The Minister for Economic Affairs, Pier Carlo Padoan, had estimated a still low +0.1 or +0.2 percent GDP rise with respect to the first quarter of 2016, but ISTAT’s preliminary data results are worse than Padoan feared, with the result of +0 percent growth.
As Italian newspaper ‘Il Fatto Quotidiano’ reports, Italy’s “sharp slowdown” comes after a +0.3 percent growth in the first quarter of 2016.
Although Italian GDP growth in the second quarter remained unchanged from the first, it has risen by +0.7 percent in comparison with the same period from 2015.
The rest of the Eurozone has also slowed down in GDP growth but has not come to a complete standstill, with an advance of +0.3 percent in the second quarter compared to +0.6 percent in the first three months of the year.

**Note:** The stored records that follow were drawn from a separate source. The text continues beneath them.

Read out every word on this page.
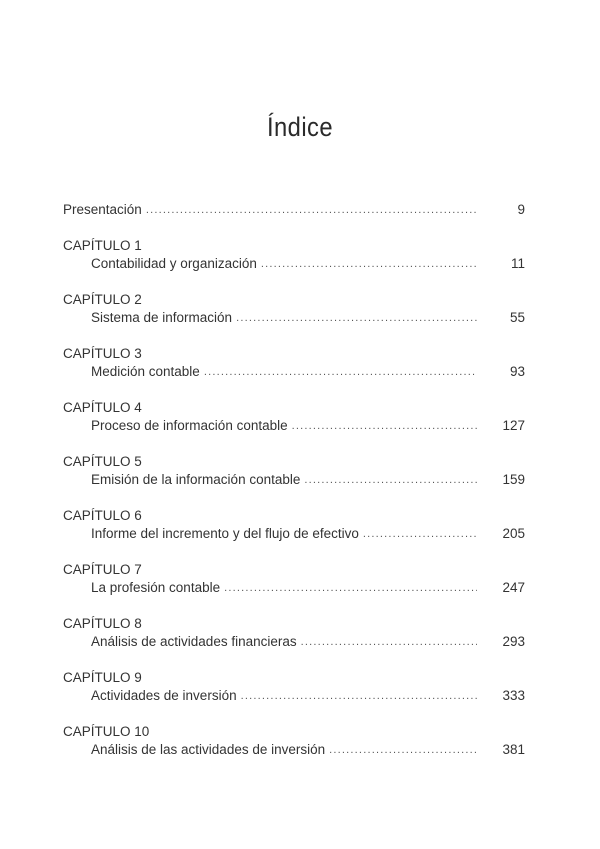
Índice
Presentación .....	9
CAPÍTULO 1
Contabilidad y organización .....	11
CAPÍTULO 2
Sistema de información .....	55
CAPÍTULO 3
Medición contable .....	93
CAPÍTULO 4
Proceso de información contable .....	127
CAPÍTULO 5
Emisión de la información contable .....	159
CAPÍTULO 6
Informe del incremento y del flujo de efectivo .....	205
CAPÍTULO 7
La profesión contable .....	247
CAPÍTULO 8
Análisis de actividades financieras .....	293
CAPÍTULO 9
Actividades de inversión .....	333
CAPÍTULO 10
Análisis de las actividades de inversión .....	381
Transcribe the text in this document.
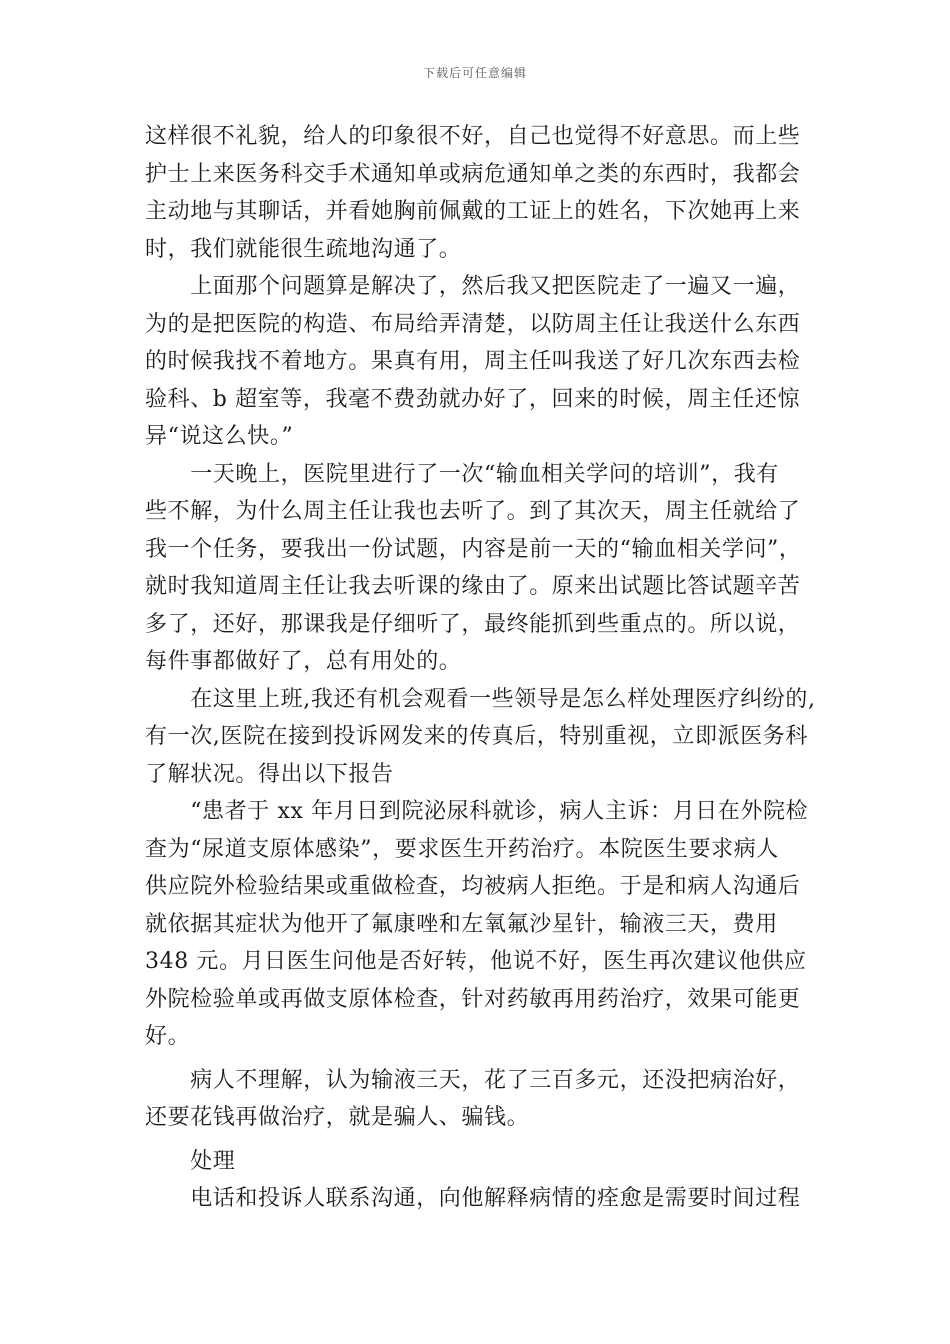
下载后可任意编辑
这样很不礼貌，给人的印象很不好，自己也觉得不好意思。而上些
护士上来医务科交手术通知单或病危通知单之类的东西时，我都会
主动地与其聊话，并看她胸前佩戴的工证上的姓名，下次她再上来
时，我们就能很生疏地沟通了。
　　上面那个问题算是解决了，然后我又把医院走了一遍又一遍，
为的是把医院的构造、布局给弄清楚，以防周主任让我送什么东西
的时候我找不着地方。果真有用，周主任叫我送了好几次东西去检
验科、b 超室等，我毫不费劲就办好了，回来的时候，周主任还惊
异“说这么快。”
　　一天晚上，医院里进行了一次“输血相关学问的培训”，我有
些不解，为什么周主任让我也去听了。到了其次天，周主任就给了
我一个任务，要我出一份试题，内容是前一天的“输血相关学问”，
就时我知道周主任让我去听课的缘由了。原来出试题比答试题辛苦
多了，还好，那课我是仔细听了，最终能抓到些重点的。所以说，
每件事都做好了，总有用处的。
　　在这里上班,我还有机会观看一些领导是怎么样处理医疗纠纷的,
有一次,医院在接到投诉网发来的传真后，特别重视，立即派医务科
了解状况。得出以下报告
　　“患者于 xx 年月日到院泌尿科就诊，病人主诉：月日在外院检
查为“尿道支原体感染”，要求医生开药治疗。本院医生要求病人
供应院外检验结果或重做检查，均被病人拒绝。于是和病人沟通后
就依据其症状为他开了氟康唑和左氧氟沙星针，输液三天，费用
348 元。月日医生问他是否好转，他说不好，医生再次建议他供应
外院检验单或再做支原体检查，针对药敏再用药治疗，效果可能更
好。
　　病人不理解，认为输液三天，花了三百多元，还没把病治好，
还要花钱再做治疗，就是骗人、骗钱。
　　处理
　　电话和投诉人联系沟通，向他解释病情的痊愈是需要时间过程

Germany saw a +0.4 percent rise in GDP growth in the second quarter of 2016, even though analysts had only predicted a +0.2 percent rise. The United Kingdom’s second quarter saw a +0.6 percent growth.
“This confirms Italy’s long term economic difficulties and reduces the space for an expansive strategy,” said the Managing Director of Nomisma, Andrea Goldstein, in relation to the statistics released by ISTAT. “In an increasingly complicated international economic environment,” he continued to say, “Italy has made clear that it will be experiencing difficulties in the long term.”
According to ‘Il Fatto Quotidiano’, Goldstein expressed particular concern about the decline in industry value, but appeared less worried about demand, where the contribution of the national component was only slightly negative.
The ISTAT statistics showed that Germany came out at the top for GDP growth in the second quarter, but Paris also came to a standstill like Rome.
Zero growth in Italy and France is partly due to the effect of terrorist attacks on the countries’ economies, ‘Il Fatto Quotidiano’ points out.